The bill Mr. Alexander vetoed would have provided teachers and other public employees with automatic raises in November if state revenues for July, August, and September exceed collections from the same months of 1982 by 8.25 percent. Mr. Alexander said this would be an unlikely situation.
Representatives of the tea were unavailable for comment last week.
In another development, Mr. Alexander recently vetoed legislation that would give the Tennessee Education Association the right to a seat on the state’s Insurance Committee, which oversees the management of Tennessee’s state-employees’ insurance system.
John Parish, a spokesman for Mr. Alexander, said the Governor favored the intent of the bill--to give public-school employees a seat on the insurance panel--but considered “undemocratic” a stipulation in the legislation requiring that the public-school representative be selected by the tea
The tea represents about 37 percent of the state’s 100,000 public-school employees.

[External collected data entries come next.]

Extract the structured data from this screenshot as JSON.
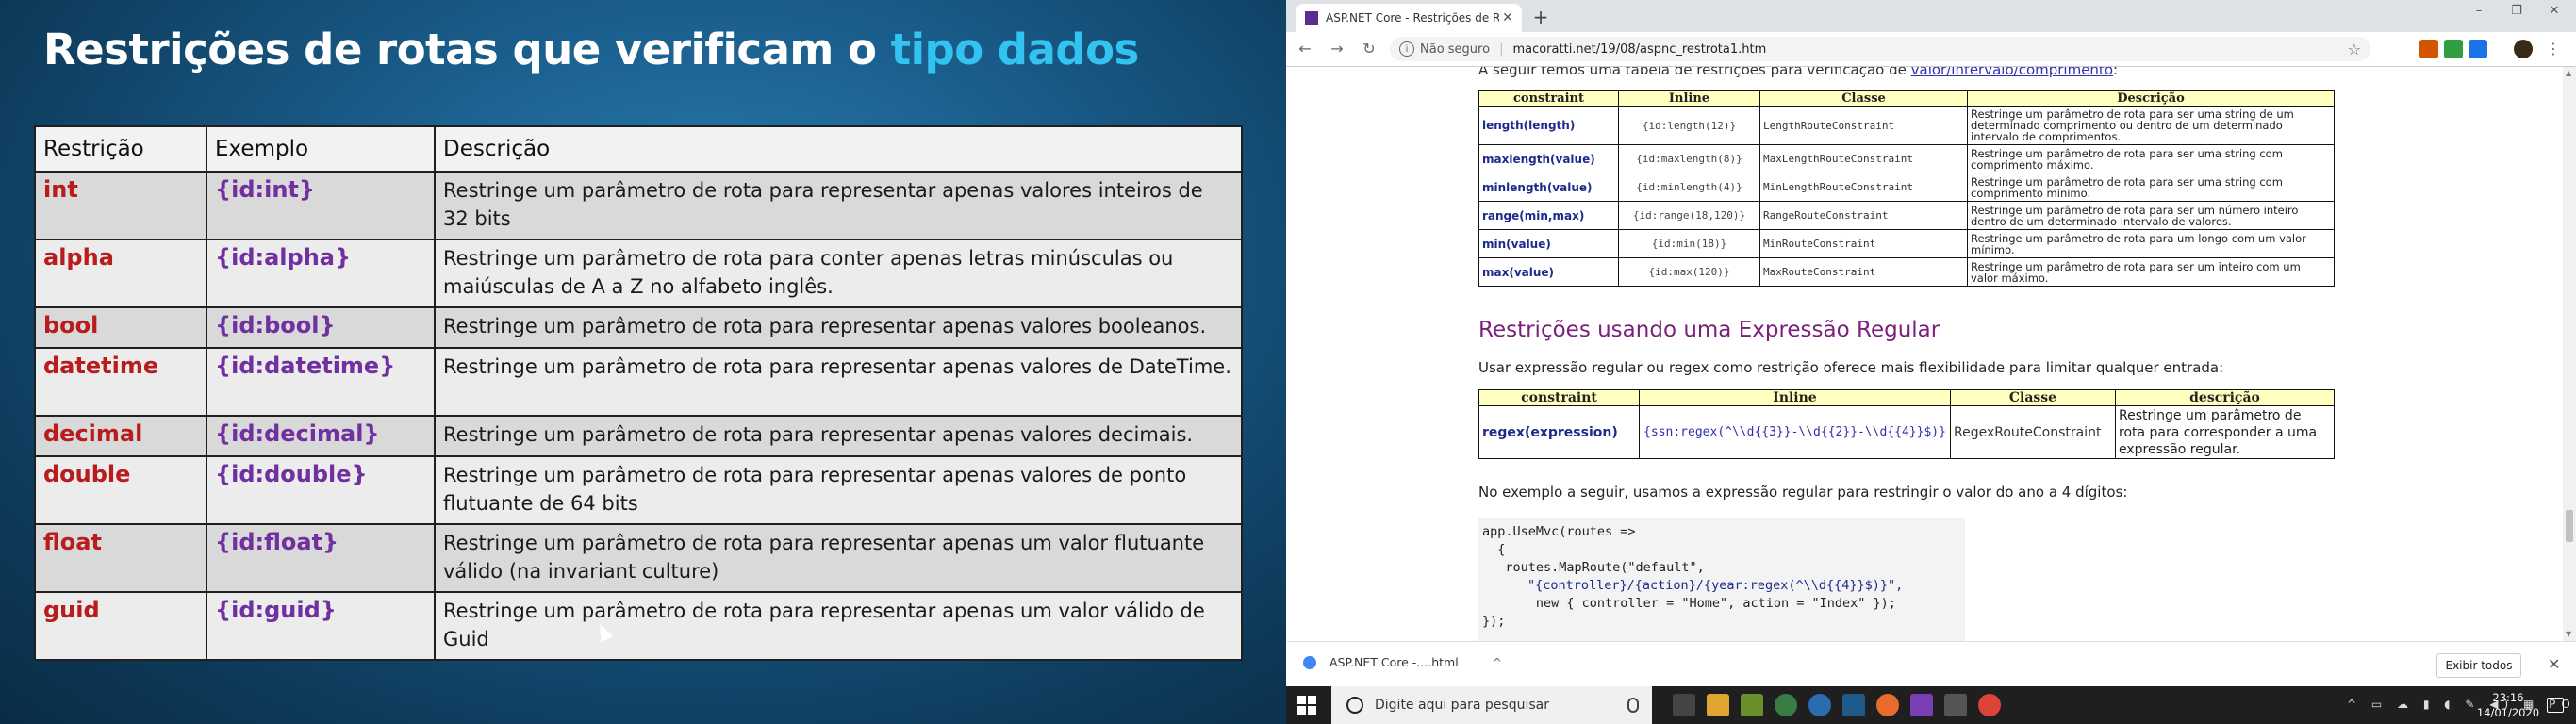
{
  "slide": {
    "title_main": "Restrições de rotas que  verificam o ",
    "title_highlight": "tipo dados",
    "columns": [
      "Restrição",
      "Exemplo",
      "Descrição"
    ],
    "rows": [
      {
        "name": "int",
        "example": "{id:int}",
        "desc": "Restringe um parâmetro de rota para representar apenas valores inteiros de 32 bits"
      },
      {
        "name": "alpha",
        "example": "{id:alpha}",
        "desc": "Restringe um parâmetro de rota para conter apenas letras minúsculas ou maiúsculas de A a Z no alfabeto inglês."
      },
      {
        "name": "bool",
        "example": "{id:bool}",
        "desc": "Restringe um parâmetro de rota para representar apenas valores booleanos."
      },
      {
        "name": "datetime",
        "example": "{id:datetime}",
        "desc": "Restringe um parâmetro de rota para representar apenas valores de DateTime."
      },
      {
        "name": "decimal",
        "example": "{id:decimal}",
        "desc": "Restringe um parâmetro de rota para representar apenas valores decimais."
      },
      {
        "name": "double",
        "example": "{id:double}",
        "desc": "Restringe um parâmetro de rota para representar apenas valores de ponto flutuante de 64 bits"
      },
      {
        "name": "float",
        "example": "{id:float}",
        "desc": "Restringe um parâmetro de rota para representar apenas um valor flutuante válido (na invariant culture)"
      },
      {
        "name": "guid",
        "example": "{id:guid}",
        "desc": "Restringe um parâmetro de rota para representar apenas um valor válido de Guid"
      }
    ]
  },
  "browser": {
    "tab_title": "ASP.NET Core - Restrições de R",
    "tab_favicon": "aspnet-favicon",
    "new_tab": "+",
    "window_min": "–",
    "window_max": "❐",
    "window_close": "✕",
    "security_label": "Não seguro",
    "url": "macoratti.net/19/08/aspnc_restrota1.htm",
    "page": {
      "intro_cut": "A seguir temos uma tabela de restrições para verificação de ",
      "intro_link": "valor/intervalo/comprimento",
      "intro_end": ":",
      "table_a_headers": [
        "constraint",
        "Inline",
        "Classe",
        "Descrição"
      ],
      "table_a_rows": [
        {
          "c": "length(length)",
          "i": "{id:length(12)}",
          "k": "LengthRouteConstraint",
          "d": "Restringe um parâmetro de rota para ser uma string de um determinado comprimento ou dentro de um determinado intervalo de comprimentos."
        },
        {
          "c": "maxlength(value)",
          "i": "{id:maxlength(8)}",
          "k": "MaxLengthRouteConstraint",
          "d": "Restringe um parâmetro de rota para ser uma string com comprimento máximo."
        },
        {
          "c": "minlength(value)",
          "i": "{id:minlength(4)}",
          "k": "MinLengthRouteConstraint",
          "d": "Restringe um parâmetro de rota para ser uma string com comprimento mínimo."
        },
        {
          "c": "range(min,max)",
          "i": "{id:range(18,120)}",
          "k": "RangeRouteConstraint",
          "d": "Restringe um parâmetro de rota para ser um número inteiro dentro de um determinado intervalo de valores."
        },
        {
          "c": "min(value)",
          "i": "{id:min(18)}",
          "k": "MinRouteConstraint",
          "d": "Restringe um parâmetro de rota para um longo com um valor mínimo."
        },
        {
          "c": "max(value)",
          "i": "{id:max(120)}",
          "k": "MaxRouteConstraint",
          "d": "Restringe um parâmetro de rota para ser um inteiro com um valor máximo."
        }
      ],
      "regex_heading": "Restrições usando uma Expressão Regular",
      "regex_intro": "Usar expressão regular ou regex como restrição oferece mais flexibilidade para limitar qualquer entrada:",
      "table_b_headers": [
        "constraint",
        "Inline",
        "Classe",
        "descrição"
      ],
      "table_b_row": {
        "c": "regex(expression)",
        "i": "{ssn:regex(^\\\\d{{3}}-\\\\d{{2}}-\\\\d{{4}}$)}",
        "k": "RegexRouteConstraint",
        "d": "Restringe um parâmetro de rota para corresponder a uma expressão regular."
      },
      "example_text": "No exemplo a seguir, usamos a expressão regular para restringir o valor do ano a 4 dígitos:",
      "code_l1": "app.UseMvc(routes =>",
      "code_l2": "  {",
      "code_l3": "   routes.MapRoute(\"default\",",
      "code_l4": "\"{controller}/{action}/{year:regex(^\\\\d{{4}}$)}\",",
      "code_l5": "       new { controller = \"Home\", action = \"Index\" });",
      "code_l6": "});"
    },
    "download": {
      "filename": "ASP.NET Core -....html",
      "chevron": "^",
      "show_all": "Exibir todos",
      "close": "✕"
    }
  },
  "taskbar": {
    "search_placeholder": "Digite aqui para pesquisar",
    "time": "23:16",
    "date": "14/01/2020",
    "tray": "^ ▭ ☁ ▮ ◖ ✎ ◀) ▦ POR"
  },
  "colors": {
    "slide_title_highlight": "#33c3f0",
    "restriction_name": "#b81c1c",
    "restriction_example": "#7030a0",
    "heading_purple": "#7a1f7a",
    "table_header_yellow": "#ffffc0"
  }
}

Alice G. Pinderhughes has been appointed superintendent of the Baltimore City Schools. She has been acting as interim superintendent since December, 1982, when John L. Crew retired after seven years as superintendent of the 125,000-student system, which is one of the nation’s 10 largest.
Ms. Pinderhughes has made her career in elementary education and has been with the Baltimore City School system for 40 years as a teacher, assistant principal, supervisor, project director, and executive director of elementary education. She served as assistant superintendent from 1976 through last December.
She will earn $70,000 a year and has an indefinite contract.